Over a period of a few hundred years there were thousands of castles built in Japan. In Fukuoka Prefecture only, over 800 castles are recorded to have been built. Good for those of you who are castle fans as you can pretty much find a castle or castle ruin anywhere in Japan. Well, except for Hokkaido, which only has a couple. Anyway, I live in Kyushu, we have a few nice castles and ruins but most are long forgotten, overgrown with weeds, crumbling walls and most are in places which are not easily accessed.

So if you happen to stumble on a ruins, get in there and check it out, it is well worth the effort to find a piece of ancient Japanese history.

Today I will introduce Kurume Castle which is located about 35km south of Fukuoka City.

I haven`t done any research on this site myself so I have borrowed the following from the Kurume Tourism web site. Enjoy!

The Arima Clan reigned over the Kurume area as domain lords for about 250 years during the Edo Era (1603 – 1868) and resided in what at that time was called Sasayama Castle. While only the castle keep built in Hirayama style remains today, the splendid castle walls and inner moats at the entrance remind visitors to the Kurume Castle Ruins of its majestic, bygone figure. In addition, visitors will find Sasayama Shrine (dedicated to the first Kurume domain lord, Arima Toyoji) and the Arima Memorial Museum (which mainly displays materials related to the Kurume domain with a focus on the armor of successive lords, craftworks, and other effects of the Arima Clan) on the premises.

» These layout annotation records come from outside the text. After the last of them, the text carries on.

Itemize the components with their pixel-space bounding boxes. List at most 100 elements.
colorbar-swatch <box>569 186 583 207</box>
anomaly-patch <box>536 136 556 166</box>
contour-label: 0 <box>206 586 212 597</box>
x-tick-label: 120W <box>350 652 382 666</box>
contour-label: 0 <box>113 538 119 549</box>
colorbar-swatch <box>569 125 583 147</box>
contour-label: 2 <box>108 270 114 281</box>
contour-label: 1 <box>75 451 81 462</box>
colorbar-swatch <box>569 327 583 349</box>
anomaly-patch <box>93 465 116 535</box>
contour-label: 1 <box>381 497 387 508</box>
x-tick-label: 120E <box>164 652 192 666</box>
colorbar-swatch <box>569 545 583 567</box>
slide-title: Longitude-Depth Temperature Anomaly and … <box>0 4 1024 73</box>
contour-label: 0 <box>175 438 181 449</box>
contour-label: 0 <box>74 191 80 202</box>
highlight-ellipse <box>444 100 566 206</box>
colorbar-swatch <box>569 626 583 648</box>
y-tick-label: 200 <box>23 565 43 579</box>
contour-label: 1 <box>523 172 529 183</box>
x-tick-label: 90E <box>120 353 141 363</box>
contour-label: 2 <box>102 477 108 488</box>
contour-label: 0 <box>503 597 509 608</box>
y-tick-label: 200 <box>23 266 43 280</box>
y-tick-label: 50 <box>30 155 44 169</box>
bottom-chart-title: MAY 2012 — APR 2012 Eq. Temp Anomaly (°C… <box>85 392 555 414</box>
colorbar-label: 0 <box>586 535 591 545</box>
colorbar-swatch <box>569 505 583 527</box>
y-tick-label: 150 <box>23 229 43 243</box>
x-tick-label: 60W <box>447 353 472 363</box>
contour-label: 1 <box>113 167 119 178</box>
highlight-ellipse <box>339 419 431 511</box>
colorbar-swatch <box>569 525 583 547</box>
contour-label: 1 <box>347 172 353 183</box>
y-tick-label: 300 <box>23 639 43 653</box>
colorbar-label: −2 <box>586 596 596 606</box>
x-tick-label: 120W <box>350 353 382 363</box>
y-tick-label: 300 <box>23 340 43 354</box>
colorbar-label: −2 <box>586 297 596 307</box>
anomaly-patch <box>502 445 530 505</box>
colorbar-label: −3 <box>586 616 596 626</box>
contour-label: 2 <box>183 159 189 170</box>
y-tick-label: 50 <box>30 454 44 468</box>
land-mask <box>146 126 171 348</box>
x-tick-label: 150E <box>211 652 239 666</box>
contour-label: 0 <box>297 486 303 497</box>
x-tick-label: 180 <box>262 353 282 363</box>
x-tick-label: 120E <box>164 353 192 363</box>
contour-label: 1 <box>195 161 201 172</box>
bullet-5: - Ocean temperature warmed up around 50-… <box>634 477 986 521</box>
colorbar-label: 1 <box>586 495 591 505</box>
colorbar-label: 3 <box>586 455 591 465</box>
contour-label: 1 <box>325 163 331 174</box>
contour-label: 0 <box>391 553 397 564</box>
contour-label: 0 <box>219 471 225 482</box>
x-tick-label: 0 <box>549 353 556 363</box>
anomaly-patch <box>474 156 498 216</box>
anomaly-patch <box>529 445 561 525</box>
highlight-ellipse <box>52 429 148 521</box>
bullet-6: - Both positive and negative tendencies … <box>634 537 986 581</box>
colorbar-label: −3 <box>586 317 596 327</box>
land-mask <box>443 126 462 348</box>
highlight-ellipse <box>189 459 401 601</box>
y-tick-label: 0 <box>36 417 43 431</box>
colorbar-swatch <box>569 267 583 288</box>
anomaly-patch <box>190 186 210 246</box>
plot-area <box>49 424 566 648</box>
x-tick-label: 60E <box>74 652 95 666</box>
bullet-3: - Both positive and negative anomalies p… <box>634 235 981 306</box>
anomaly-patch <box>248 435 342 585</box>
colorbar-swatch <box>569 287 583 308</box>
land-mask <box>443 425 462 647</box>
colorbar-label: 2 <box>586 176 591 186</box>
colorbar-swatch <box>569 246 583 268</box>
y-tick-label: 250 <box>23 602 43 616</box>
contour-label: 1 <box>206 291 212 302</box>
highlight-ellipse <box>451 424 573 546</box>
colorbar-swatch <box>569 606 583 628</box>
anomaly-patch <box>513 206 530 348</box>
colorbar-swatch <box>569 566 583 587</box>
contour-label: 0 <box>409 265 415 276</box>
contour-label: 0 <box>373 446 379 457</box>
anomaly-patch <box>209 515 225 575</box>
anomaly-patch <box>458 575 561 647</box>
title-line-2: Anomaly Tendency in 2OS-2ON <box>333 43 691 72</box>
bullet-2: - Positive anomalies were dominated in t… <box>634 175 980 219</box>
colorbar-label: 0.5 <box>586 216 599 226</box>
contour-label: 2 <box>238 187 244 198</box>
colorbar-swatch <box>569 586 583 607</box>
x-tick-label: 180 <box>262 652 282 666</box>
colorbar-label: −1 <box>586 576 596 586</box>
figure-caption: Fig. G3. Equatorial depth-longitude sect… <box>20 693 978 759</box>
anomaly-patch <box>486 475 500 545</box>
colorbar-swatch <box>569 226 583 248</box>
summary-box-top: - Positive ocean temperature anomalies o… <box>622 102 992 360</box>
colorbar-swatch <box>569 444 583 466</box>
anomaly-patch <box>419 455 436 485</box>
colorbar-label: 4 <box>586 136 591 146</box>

Kurume Castle was built on a hilly mountain along the Chikugo River in the Hirayama Castle style, and samurai Mori Hidekane moved into the castle in 1587 by an order (the so-called “Kyushu Kuniwari”) of then imperial regent Toyotomi Hideyoshi. This was the beginning of modern feudal lords’ residence in the castle. In 1601, warlord Tanaka Yoshimasa succeeded the Mori Clan because of his achievements in the Battle of Sekigahara and became feudal lord of the Chikugo Domain; his second son, Norimasa became the Kurume Domain lord, moving into Kurume Castle. After the extinction of the Tanaka Clan in 1621, Arima Toyoji became a feudal lord of five counties in Chikugo, and Kurume Castle became the center of feudal reign until the end of the Edo Era (1868). As soon as Arima Toyoji arrived in Kurume, he ordered the major renovation of Kurume Castle. The main gate (which faced East during the reigns of the Mori and Tanaka Clans) was rebuilt to face South, and a castle with a Renwa-style structure (layering three walls from north to south) was built in front of it. As for the approximate range of the ruins, the eastern boundary is in the area around the northern part of Kurume City Hall where the outer moats that separate the castle walls and the town run, while the southern boundary is the forest and trench behind the court.

On March 19, 1983, the castle ruins were designated a Municipal Designated Cultural Asset. In the Spring, the cherry blossoms of 30 trees add color to the tranquil presence of the splendid castle walls and moats, bathing the area in light pink. Cherry Blossoms at the Castle Ruins: Yoshino Cherry (Someiyoshino), Yamazakura; about 300 trees Blooming Season: Late March – Early April.